Friday, December 19, 2014

Why is being Agile so Hard

Doing Agile is only an engineering practice, but being agile is the multidisciplinary challenge from top-down and bottom-up.

Agile becomes mainstream software management philosophy and methodology,  however, most of the organizations are at the stage of doing Agile, not being agile, doing agile is a set of activities; but being agile is the state of mind, the ongoing capability, and the culture adaptability. To dig through, why is being agile so hard?




"Agile is a silver mirror, not a silver bullet": You have to do continuous reflection. Isn't Agile about transparency? Why were you not able to have open and constructive conversations about the situation? Why did you have to act beneath the company radar screen? Agile is a state of mind, it is about embracing change, taking risks, thinking out of the box etc. State of mind also means the psychological factors, it means the persons’ psychology plays an important role. Because we are humans. There is an old habit of resisting to changes. Not everyone can be Agile. There are also people that like titles, control, and power. They don't want to be Agile. Things related to the people are difficult, like self-organization, working without hierarchy, progression etc. Moving to agile brings the cultural change in an organization which the management needs to understand and support, to unease the roll out.
* Fear of ambiguity and uncertainty
* Fear of failure
* Fear or dislike of change
* No time or inclination to learn
* Undervaluing teamwork, cooperation, and trust
* Inability to engage in creative conflict and negotiation
* A liking for positional status
* A liking for individual heroics


Executives’ Buy-in: The belief that drives most organizations is that reducing cost is the prime means of "optimizing" - but results in silos, conflicts, command-and-control, etc. Some argue Agile cannot substantiate "positive" financial results in the short term. That is why it is hard to "convince" executives about its worth. Instead, show executives that financials have tangible and long-term gains via adopting Agile, and the executives themselves will want changes to happen. Hence, it is important to getting top executives to realize that one of the prime causes of poor organizational performance is silo thinking, and agile can improve cross-functional collaboration to make business work as a whole more seamlessly and profitable. And if they do realize, then get them to make positive decisions and constructive actions.


The agile "strategy" is being largely about getting the balance right between the stability and agility. "Stability" as a defensive position, protecting the organization, and "agility" as more aggressive, aimed at capturing market share and so on.
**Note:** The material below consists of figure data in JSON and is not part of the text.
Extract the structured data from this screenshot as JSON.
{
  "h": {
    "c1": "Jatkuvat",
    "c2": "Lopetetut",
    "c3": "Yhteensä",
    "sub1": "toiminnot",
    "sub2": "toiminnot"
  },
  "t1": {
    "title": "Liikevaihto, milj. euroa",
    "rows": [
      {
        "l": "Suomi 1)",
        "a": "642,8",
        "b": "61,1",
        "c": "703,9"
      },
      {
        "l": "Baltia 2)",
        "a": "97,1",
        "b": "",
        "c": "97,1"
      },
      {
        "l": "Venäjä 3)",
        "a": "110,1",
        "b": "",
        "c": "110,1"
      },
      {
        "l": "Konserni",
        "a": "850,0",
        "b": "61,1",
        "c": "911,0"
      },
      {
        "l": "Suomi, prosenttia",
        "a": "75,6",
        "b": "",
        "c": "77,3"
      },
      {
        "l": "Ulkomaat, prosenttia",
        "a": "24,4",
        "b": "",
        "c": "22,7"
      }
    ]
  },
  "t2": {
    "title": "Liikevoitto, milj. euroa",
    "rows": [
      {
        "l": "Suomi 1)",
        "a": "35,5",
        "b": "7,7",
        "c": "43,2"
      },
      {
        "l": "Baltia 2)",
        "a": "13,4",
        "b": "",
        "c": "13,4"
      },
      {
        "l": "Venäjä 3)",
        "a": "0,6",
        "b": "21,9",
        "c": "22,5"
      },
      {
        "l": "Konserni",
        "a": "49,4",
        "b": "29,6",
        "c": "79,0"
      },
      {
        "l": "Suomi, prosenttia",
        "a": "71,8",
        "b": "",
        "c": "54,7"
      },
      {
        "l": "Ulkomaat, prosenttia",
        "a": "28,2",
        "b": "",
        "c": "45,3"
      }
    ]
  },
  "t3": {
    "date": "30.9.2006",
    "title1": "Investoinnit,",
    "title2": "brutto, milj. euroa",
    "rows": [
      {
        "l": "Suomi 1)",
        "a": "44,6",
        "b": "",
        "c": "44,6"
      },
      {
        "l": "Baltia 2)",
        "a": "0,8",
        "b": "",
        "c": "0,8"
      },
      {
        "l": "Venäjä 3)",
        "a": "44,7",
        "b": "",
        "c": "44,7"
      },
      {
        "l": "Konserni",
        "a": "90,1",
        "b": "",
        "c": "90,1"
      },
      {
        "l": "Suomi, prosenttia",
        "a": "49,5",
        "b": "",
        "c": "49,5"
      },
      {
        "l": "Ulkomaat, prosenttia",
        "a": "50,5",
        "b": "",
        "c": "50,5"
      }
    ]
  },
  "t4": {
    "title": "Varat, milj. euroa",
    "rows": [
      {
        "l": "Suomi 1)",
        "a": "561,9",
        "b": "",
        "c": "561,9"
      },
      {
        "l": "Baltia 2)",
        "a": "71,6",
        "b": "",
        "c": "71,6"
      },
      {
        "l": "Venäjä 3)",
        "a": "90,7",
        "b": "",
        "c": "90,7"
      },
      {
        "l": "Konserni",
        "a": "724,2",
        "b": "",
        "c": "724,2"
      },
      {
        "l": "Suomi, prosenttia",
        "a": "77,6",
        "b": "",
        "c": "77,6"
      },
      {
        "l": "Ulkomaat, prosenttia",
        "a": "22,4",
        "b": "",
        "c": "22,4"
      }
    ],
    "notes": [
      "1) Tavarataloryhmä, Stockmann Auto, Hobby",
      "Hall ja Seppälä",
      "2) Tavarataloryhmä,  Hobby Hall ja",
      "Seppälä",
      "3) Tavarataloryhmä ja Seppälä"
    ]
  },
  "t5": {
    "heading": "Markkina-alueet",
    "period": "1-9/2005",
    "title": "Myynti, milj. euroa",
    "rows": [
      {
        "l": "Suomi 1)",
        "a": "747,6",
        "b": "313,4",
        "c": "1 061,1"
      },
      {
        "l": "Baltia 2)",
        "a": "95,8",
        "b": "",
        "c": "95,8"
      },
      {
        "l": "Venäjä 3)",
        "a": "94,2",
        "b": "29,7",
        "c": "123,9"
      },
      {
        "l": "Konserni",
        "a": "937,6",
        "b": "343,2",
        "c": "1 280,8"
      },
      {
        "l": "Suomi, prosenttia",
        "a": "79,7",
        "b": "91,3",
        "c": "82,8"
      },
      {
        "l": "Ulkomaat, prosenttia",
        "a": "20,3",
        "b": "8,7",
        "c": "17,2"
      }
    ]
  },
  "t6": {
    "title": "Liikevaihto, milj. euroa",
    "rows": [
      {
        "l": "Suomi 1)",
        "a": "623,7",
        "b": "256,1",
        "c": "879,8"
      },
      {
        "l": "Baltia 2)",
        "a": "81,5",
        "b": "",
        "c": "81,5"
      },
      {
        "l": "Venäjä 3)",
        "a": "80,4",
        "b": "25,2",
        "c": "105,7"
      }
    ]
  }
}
This mix will vary with organizational functions, and it will evolve over time as the organization grows and the market evolves, changes and being disrupted. In any really large organization, you cannot, reasonably, get one mindset for everybody. New paradigms come along with sufficient frequency that a new one will have started along the adoption curve before the last one has completed. Thus, any really large organization needs to cope with the *permanent* case that there will be multiple mindsets; multiple sub-cultures. Unless it actively acknowledges and accommodates this or alternatively drives rapidly through each adoption curve, there will be constant internal strife. What doesn't work fine is a large organization with no imagination thinking that it can become agile (in both the literal and figurative sense of the word) without giving some serious thought to the way that the organization works. You can't change without being willing to change. You can't "scale" agile out to an organization that thinks the way it works right now is the only way that an organization "can" work.


There is structure underneath needs to be adjusted for agile adoption as well: Certainly when you get a group of 'managers' together and allow them to establish a culture, the culture they build will be very hard to change, even when the need for change is urgent and obvious. And by the nature of cultures, the need for change is rarely obvious *until* it is urgent. The root cause why managers exercise command-and-control is not just because of: lack of education, being taught about industrial silo fashion, not understanding contexts, being stuck in the "simple" quadrant, and so on. The root cause is also in the universal adoption of cost-based accounting practices, which inevitably creates divisive interests, hidden agendas, mistrust, and conflicts. Managers have no option than to resort to command-and-control to keep all the cattle in the herd because each and everyone is pulling in different directions. This is a structural characteristic of organizations driven by cost-based accounting. To change the culture, you must change what you value; which means to change the metrics.


The "state of mind" is a big part of the agile transformation! Doing Agile is only an engineering practice, but being agile is the multidisciplinary challenge from top-down and bottom-up.